International eel symposium, 2003 - Quebec August 11, 2003
Oral Presentation
Using Decision Analysis and Adaptive Management to Determine Research and Management Priorities for American Eel in Lake Ontario-St. Lawrence River
Reid, K.B.* Ontario Commercial Fisheries Association, 45 James Street, Blenheim, Ontario, N0P 1A0.
Meisenheimer, P.J.R. 33 Arthur St. N., Guelph, Ontario, Canada. N1E 4T7
Crawford, S.S. Axelrod Institute of Ichthyology, University of Guelph, Guelph, Ontario, N1G 2W1.
Presenter email address: kreid AT ciaccess.com
Abstract Text:
This study extends an existing life history-based population dynamics model by applying the principals of decision analysis and adaptive management (DAAM) to determine research and management priorities for American eel (Anguilla rostrata). A sensitivity analysis of the population dynamics model was used to identify critical uncertainities concerning eel population dynamics. The decision analysis was used to transform these uncertainties into hypotheses, and to evaluate, and rank the competing hypotheses. A value of information (VOI) analysis was employed to evaluate selected research projects and management experiments designed to test the predictions asrising from the hypotheses as ranked by the decision analysis. Results indicate that critical uncertainties for Lake Ontario/St.Lawrence River American eel stock outcomes include validity of the panmixis hypothesis, poorly understood rates of natural mortality and fishing mortality in yellow-phase eels, and yellow-phase eel habitat loss by way of dams interfering with upstream migration and recruitment to Lake Ontario.
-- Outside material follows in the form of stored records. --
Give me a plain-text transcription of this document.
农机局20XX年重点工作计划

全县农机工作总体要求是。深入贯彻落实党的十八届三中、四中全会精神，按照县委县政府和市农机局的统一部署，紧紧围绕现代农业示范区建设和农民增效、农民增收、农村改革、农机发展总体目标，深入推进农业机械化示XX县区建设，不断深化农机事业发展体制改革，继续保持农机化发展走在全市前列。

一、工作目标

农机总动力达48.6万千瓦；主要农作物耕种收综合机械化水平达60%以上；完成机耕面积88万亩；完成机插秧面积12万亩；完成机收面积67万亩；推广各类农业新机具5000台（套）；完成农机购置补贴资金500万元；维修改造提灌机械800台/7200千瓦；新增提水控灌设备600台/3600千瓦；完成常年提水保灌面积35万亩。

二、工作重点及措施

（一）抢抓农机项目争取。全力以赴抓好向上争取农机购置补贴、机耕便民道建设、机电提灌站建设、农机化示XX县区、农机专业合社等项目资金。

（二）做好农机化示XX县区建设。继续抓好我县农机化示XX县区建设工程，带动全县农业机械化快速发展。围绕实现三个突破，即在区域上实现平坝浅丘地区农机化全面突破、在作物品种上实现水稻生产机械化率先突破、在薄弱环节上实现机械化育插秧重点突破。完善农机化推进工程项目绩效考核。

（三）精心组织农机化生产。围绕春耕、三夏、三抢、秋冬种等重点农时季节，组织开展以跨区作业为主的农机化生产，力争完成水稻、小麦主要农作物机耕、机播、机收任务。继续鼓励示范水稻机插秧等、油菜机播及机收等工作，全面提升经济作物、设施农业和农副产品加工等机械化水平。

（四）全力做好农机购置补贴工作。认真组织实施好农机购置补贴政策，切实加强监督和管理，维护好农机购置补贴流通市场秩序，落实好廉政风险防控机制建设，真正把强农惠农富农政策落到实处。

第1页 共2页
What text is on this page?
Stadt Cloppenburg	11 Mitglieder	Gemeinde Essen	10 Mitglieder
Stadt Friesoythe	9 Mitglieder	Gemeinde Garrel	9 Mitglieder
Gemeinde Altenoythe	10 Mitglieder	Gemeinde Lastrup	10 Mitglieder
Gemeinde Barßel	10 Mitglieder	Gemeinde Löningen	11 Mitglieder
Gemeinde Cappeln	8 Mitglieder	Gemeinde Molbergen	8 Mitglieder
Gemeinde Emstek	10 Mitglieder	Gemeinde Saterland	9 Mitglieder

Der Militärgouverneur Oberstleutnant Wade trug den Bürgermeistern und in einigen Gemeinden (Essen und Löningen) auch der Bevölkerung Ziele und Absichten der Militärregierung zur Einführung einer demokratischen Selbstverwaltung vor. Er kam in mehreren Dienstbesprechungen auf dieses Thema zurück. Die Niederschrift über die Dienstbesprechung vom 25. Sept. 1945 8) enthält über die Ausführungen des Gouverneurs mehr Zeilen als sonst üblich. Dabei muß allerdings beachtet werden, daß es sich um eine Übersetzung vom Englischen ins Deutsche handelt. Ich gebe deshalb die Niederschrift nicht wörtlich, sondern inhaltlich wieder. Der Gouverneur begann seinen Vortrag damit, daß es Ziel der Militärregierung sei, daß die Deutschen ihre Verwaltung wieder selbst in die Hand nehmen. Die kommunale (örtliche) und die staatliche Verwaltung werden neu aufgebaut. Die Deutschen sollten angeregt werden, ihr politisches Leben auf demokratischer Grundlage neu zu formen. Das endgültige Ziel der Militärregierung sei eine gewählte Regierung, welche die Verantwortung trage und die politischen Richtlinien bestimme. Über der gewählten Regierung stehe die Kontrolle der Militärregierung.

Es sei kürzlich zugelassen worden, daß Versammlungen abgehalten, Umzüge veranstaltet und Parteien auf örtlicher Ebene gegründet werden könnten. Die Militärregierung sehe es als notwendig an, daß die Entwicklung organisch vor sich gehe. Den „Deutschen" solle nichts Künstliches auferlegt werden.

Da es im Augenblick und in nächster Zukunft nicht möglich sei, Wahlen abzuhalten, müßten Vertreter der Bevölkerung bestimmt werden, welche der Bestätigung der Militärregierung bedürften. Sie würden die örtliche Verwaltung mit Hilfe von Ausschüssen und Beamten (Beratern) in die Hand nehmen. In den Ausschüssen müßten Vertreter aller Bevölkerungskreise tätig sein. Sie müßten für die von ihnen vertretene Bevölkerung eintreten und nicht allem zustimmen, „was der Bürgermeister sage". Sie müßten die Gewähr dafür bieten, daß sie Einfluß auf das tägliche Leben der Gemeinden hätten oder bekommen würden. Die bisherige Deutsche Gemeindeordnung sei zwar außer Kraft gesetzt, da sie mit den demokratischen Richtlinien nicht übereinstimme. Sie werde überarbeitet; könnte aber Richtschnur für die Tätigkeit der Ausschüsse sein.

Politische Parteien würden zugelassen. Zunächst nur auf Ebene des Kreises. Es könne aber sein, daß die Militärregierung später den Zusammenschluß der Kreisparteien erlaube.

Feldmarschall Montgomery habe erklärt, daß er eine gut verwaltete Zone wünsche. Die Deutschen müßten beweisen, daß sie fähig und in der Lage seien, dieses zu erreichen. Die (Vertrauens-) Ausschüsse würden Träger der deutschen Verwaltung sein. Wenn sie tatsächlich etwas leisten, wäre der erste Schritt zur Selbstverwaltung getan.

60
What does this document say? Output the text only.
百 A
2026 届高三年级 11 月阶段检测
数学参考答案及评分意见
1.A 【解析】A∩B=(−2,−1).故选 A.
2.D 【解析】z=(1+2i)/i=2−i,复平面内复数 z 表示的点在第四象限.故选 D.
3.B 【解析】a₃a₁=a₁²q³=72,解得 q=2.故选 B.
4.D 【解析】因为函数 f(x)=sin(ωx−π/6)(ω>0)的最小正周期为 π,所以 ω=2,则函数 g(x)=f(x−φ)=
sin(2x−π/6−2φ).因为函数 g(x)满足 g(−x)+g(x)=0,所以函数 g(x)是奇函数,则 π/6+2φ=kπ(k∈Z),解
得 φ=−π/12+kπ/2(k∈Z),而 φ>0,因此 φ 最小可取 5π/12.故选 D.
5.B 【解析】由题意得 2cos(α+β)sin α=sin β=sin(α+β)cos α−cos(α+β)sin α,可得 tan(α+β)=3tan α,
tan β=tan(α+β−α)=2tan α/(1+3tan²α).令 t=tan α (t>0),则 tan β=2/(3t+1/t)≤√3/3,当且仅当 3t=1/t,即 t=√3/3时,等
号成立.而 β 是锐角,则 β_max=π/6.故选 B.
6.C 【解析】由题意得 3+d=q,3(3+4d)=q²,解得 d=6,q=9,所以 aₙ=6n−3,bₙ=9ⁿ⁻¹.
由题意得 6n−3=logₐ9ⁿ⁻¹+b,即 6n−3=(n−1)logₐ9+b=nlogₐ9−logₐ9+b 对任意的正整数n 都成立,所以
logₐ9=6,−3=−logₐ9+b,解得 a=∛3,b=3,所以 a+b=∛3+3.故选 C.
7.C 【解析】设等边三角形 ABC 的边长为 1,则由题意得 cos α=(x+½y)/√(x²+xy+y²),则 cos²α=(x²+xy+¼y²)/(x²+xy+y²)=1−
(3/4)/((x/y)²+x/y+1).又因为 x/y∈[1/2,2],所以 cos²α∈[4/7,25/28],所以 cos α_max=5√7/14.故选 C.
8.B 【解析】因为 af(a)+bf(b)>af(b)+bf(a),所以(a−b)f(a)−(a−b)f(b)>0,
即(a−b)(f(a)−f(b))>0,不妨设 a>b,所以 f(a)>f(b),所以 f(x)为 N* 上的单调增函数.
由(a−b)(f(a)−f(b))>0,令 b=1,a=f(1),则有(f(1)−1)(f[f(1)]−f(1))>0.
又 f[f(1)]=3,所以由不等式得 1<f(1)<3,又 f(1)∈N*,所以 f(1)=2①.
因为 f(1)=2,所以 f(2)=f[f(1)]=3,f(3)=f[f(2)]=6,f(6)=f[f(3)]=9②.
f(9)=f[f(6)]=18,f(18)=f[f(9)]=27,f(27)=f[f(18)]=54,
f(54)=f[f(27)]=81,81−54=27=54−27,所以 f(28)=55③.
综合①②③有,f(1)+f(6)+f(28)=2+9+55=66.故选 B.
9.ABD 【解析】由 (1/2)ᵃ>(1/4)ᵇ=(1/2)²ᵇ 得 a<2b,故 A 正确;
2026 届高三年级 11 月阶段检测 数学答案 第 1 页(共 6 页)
The VOI analysis demonstrates that a comprehensive collection of tissue and analysis of American eel genetic structure will address a critical uncertainty, i.e., it will determine if the mating of Lake Ontario/St.Lawrence River eels is non-random resulting in a population that is genetically isolated from other American eel stocks. and substantially reduce existing levels of uncertainty associated with existing assumptions about panmixis and it's role in determining population outcomes.